Where The Wind Comes From d’Amel Guellaty – Une jeunesse en quête de souffle et d’horizons
Premier long métrage de la cinéaste tunisienne Amel Guellaty, ce film, dont le titre n’a étrangement pas été traduit en français, est un mélange convenu mais sympathique des genres coming-of-age et road-movie.
Image courtoisie trigon-film
Comme souvent dans un premier long métrage, la réalisatrice cherche à y condenser tout son univers, peut-être mue par l’inconsciente crainte de n’avoir jamais l’occasion d’en réaliser un second. Mais, comme le dit l’adage, « qui trop embrasse mal étreint ». C’est précisément ce qui arrive dans ce récit qui tente, par effet d’entonnoir, de devenir l’histoire universelle de deux jeunes gens entrant dans l’âge adulte, empli·es de désirs et de rêves, mais empêché·es par un contexte spécifique : celui de la Tunisie post-révolution. Après une courte période d’euphorie, le pays vit une longue gueule de bois, particulièrement pour sa jeunesse. À cela s’ajoute la volonté de la cinéaste de balayer, en à peine plus d’une heure et demie, les inégalités et les dysfonctionnements qui gangrènent la société tunisienne, dans un road-trip entre Tunis et Djerba où chaque étape ouvre un nouveau sujet, le tout couronné par une critique acerbe de l’art comme miroir aux alouettes lorsqu’il est envisagé comme outil de soft power.
Alyssa (Eya Bellagha) et Mehdi (Slim Baccar) ont grandi dans le même voisinage, devenant frère et sœur de cœur. Alyssa, plus jeune et animée d’une énergie vitale débordante, se retrouve malgré elle cheffe de famille, sa mère s’enfonçant dans la dépression depuis la mort du père.

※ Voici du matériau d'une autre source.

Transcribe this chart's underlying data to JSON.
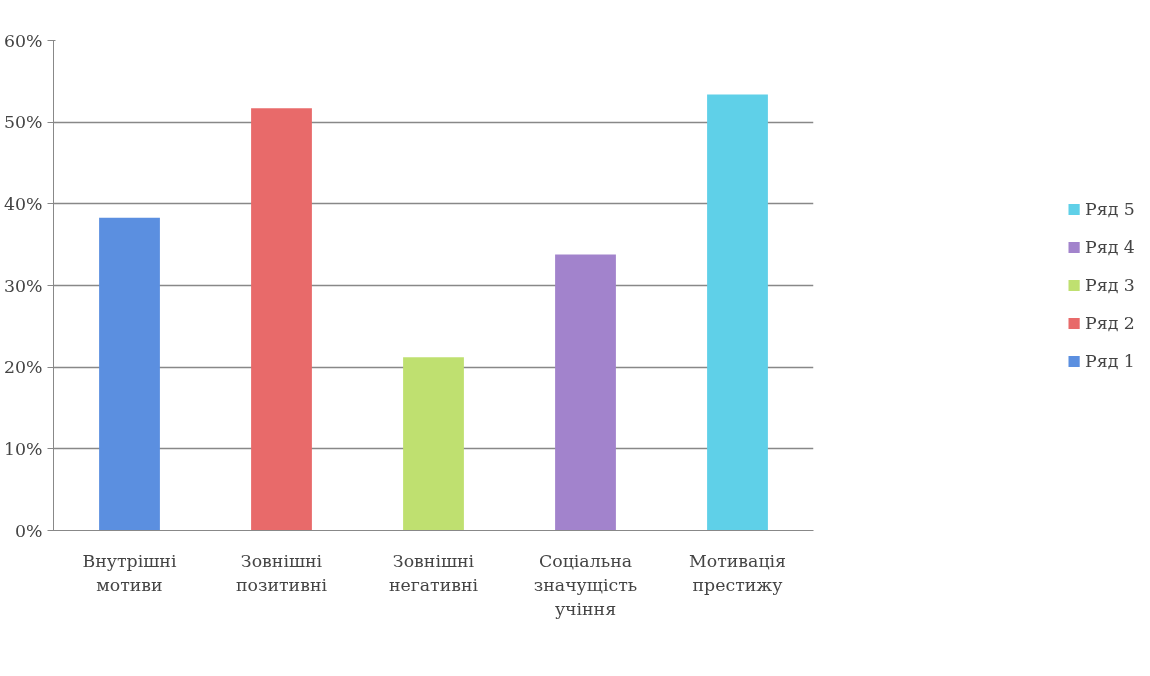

Elle assume à contrecœur le quotidien et la charge de sa petite sœur, alors que son rêve demeure ailleurs : partir en Europe, pour une vie qu’elle imagine plus libre et meilleure. Mehdi, de son côté, a achevé des études d’informatique mais peine à trouver un emploi, à la grande déception de sa famille. Calme et réservé, il possède toutefois un talent rare : celui de s’exprimer par le dessin. Lorsqu’Alyssa découvre un concours artistique offrant pour prix une résidence en Allemagne, elle y voit une échappatoire pour eux deux et convainc Mehdi d’y participer. Seul obstacle : le concours se tient à Djerba, à plus de 500 kilomètres au sud, et une grève des taxis collectifs éclate précisément le jour de leur départ. Intrépide et portée par l’énergie du désespoir, Alyssa parvient à trouver un moyen de transport et entraîne Mehdi dans une odyssée rocambolesque.

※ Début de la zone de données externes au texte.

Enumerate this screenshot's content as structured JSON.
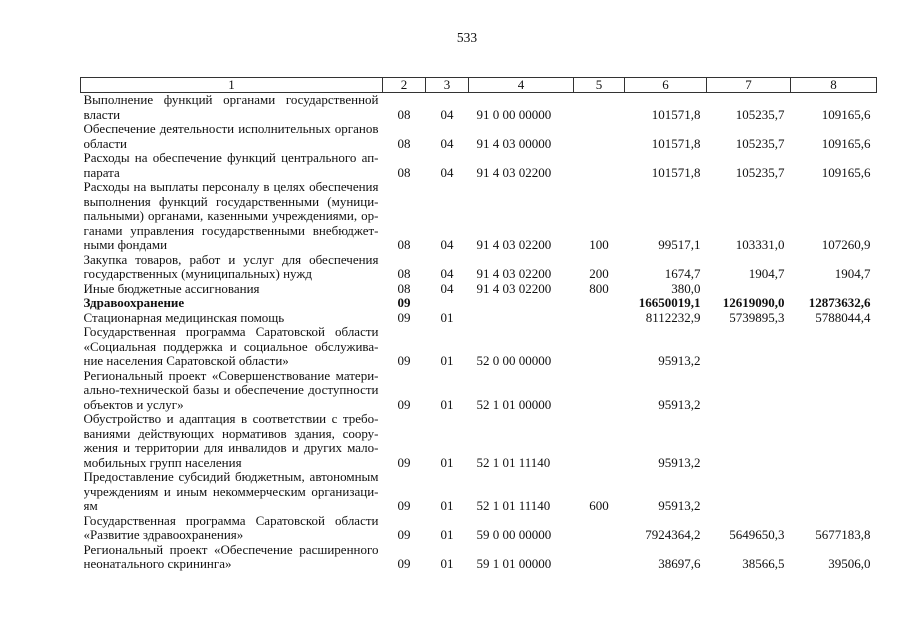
{
  "page_number": "533",
  "columns": [
    "1",
    "2",
    "3",
    "4",
    "5",
    "6",
    "7",
    "8"
  ],
  "rows": [
    {
      "lines": [
        "Выполнение функций органами государственной",
        "власти"
      ],
      "c2": "08",
      "c3": "04",
      "c4": "91 0 00 00000",
      "c5": "",
      "c6": "101571,8",
      "c7": "105235,7",
      "c8": "109165,6"
    },
    {
      "lines": [
        "Обеспечение деятельности исполнительных органов",
        "области"
      ],
      "c2": "08",
      "c3": "04",
      "c4": "91 4 03 00000",
      "c5": "",
      "c6": "101571,8",
      "c7": "105235,7",
      "c8": "109165,6"
    },
    {
      "lines": [
        "Расходы на обеспечение функций центрального ап-",
        "парата"
      ],
      "c2": "08",
      "c3": "04",
      "c4": "91 4 03 02200",
      "c5": "",
      "c6": "101571,8",
      "c7": "105235,7",
      "c8": "109165,6"
    },
    {
      "lines": [
        "Расходы на выплаты персоналу в целях обеспечения",
        "выполнения функций государственными (муници-",
        "пальными) органами, казенными учреждениями, ор-",
        "ганами управления государственными внебюджет-",
        "ными фондами"
      ],
      "c2": "08",
      "c3": "04",
      "c4": "91 4 03 02200",
      "c5": "100",
      "c6": "99517,1",
      "c7": "103331,0",
      "c8": "107260,9"
    },
    {
      "lines": [
        "Закупка товаров, работ и услуг для обеспечения",
        "государственных (муниципальных) нужд"
      ],
      "c2": "08",
      "c3": "04",
      "c4": "91 4 03 02200",
      "c5": "200",
      "c6": "1674,7",
      "c7": "1904,7",
      "c8": "1904,7"
    },
    {
      "lines": [
        "Иные бюджетные ассигнования"
      ],
      "c2": "08",
      "c3": "04",
      "c4": "91 4 03 02200",
      "c5": "800",
      "c6": "380,0",
      "c7": "",
      "c8": ""
    },
    {
      "lines": [
        "Здравоохранение"
      ],
      "bold": true,
      "c2": "09",
      "c3": "",
      "c4": "",
      "c5": "",
      "c6": "16650019,1",
      "c7": "12619090,0",
      "c8": "12873632,6"
    },
    {
      "lines": [
        "Стационарная медицинская помощь"
      ],
      "c2": "09",
      "c3": "01",
      "c4": "",
      "c5": "",
      "c6": "8112232,9",
      "c7": "5739895,3",
      "c8": "5788044,4"
    },
    {
      "lines": [
        "Государственная программа Саратовской области",
        "«Социальная поддержка и социальное обслужива-",
        "ние населения Саратовской области»"
      ],
      "c2": "09",
      "c3": "01",
      "c4": "52 0 00 00000",
      "c5": "",
      "c6": "95913,2",
      "c7": "",
      "c8": ""
    },
    {
      "lines": [
        "Региональный проект «Совершенствование матери-",
        "ально-технической базы и обеспечение доступности",
        "объектов и услуг»"
      ],
      "c2": "09",
      "c3": "01",
      "c4": "52 1 01 00000",
      "c5": "",
      "c6": "95913,2",
      "c7": "",
      "c8": ""
    },
    {
      "lines": [
        "Обустройство и адаптация в соответствии с требо-",
        "ваниями действующих нормативов здания, соору-",
        "жения и территории для инвалидов и других мало-",
        "мобильных групп населения"
      ],
      "c2": "09",
      "c3": "01",
      "c4": "52 1 01 11140",
      "c5": "",
      "c6": "95913,2",
      "c7": "",
      "c8": ""
    },
    {
      "lines": [
        "Предоставление субсидий бюджетным, автономным",
        "учреждениям и иным некоммерческим организаци-",
        "ям"
      ],
      "c2": "09",
      "c3": "01",
      "c4": "52 1 01 11140",
      "c5": "600",
      "c6": "95913,2",
      "c7": "",
      "c8": ""
    },
    {
      "lines": [
        "Государственная программа Саратовской области",
        "«Развитие здравоохранения»"
      ],
      "c2": "09",
      "c3": "01",
      "c4": "59 0 00 00000",
      "c5": "",
      "c6": "7924364,2",
      "c7": "5649650,3",
      "c8": "5677183,8"
    },
    {
      "lines": [
        "Региональный проект «Обеспечение расширенного",
        "неонатального скрининга»"
      ],
      "c2": "09",
      "c3": "01",
      "c4": "59 1 01 00000",
      "c5": "",
      "c6": "38697,6",
      "c7": "38566,5",
      "c8": "39506,0"
    }
  ]
}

Formellement, Amel Guellaty tente de briser le côté conventionnel du récit en insérant, dans l’arc narratif d’Alyssa, des séquences de dessins qui s’animent ou de rêveries conscientes qui transcendent la réalité dans laquelle elle se trouve. Même si, ici encore, l’originalité n’est pas flagrante, l’effort demeure louable et fonctionne bien dans l’esprit que la réalisatrice souhaite insuffler : aborder des sujets graves sur un ton tendre, parfois teinté d’humour. Le personnage de Mehdi apporte quant à lui une dimension poétique, racontant, à la demande d’Alyssa, des histoires sur les éléments naturels, créant sa propre mythologie. Il décrit, entre autres, la transformation des rêves en nuages qui, in fine, produisent le vent qui balaie et traverse l’horizon.
Dans cette métaphore filée du vent, la dynamique des protagonistes est claire : l’un se laisse porter par lui, l’autre lutte contre lui. Eya Bellagha se révèle particulièrement convaincante dans ce rôle qu’elle imprègne d’un mélange d’énergie, de soif de vie et de liberté, mais aussi d’égoïsme, de vulnérabilité et d’esprit chimérique, qui la rendent à la fois agaçante et profondément attachante.
Where The Wind Comes From est un film agréable à regarder, même si sa conclusion ne rejoint pas ses ambitions et précipite l’évocation du destin des deux protagonistes, reléguée à une sorte de postface au film. Il sera néanmoins intéressant de suivre le parcours d’Amel Guellaty : si ce premier long métrage demeure inégal, il révèle une voix singulière qui, à condition de canaliser ses récits, pourrait façonner un cinéma riche, audacieux et singulier.
De Amel Guellaty; avec Eya Bellagha, Slim Baccar, Maya Blouza, Firas Khoury, Sondos Belhassen, Lassaad Jamoussi, Mohamed Grayaâ, Sawssen Maalej; Tunisie; 2025; 99 minutes.
Le film sort sur les écrans romands ce mercredi.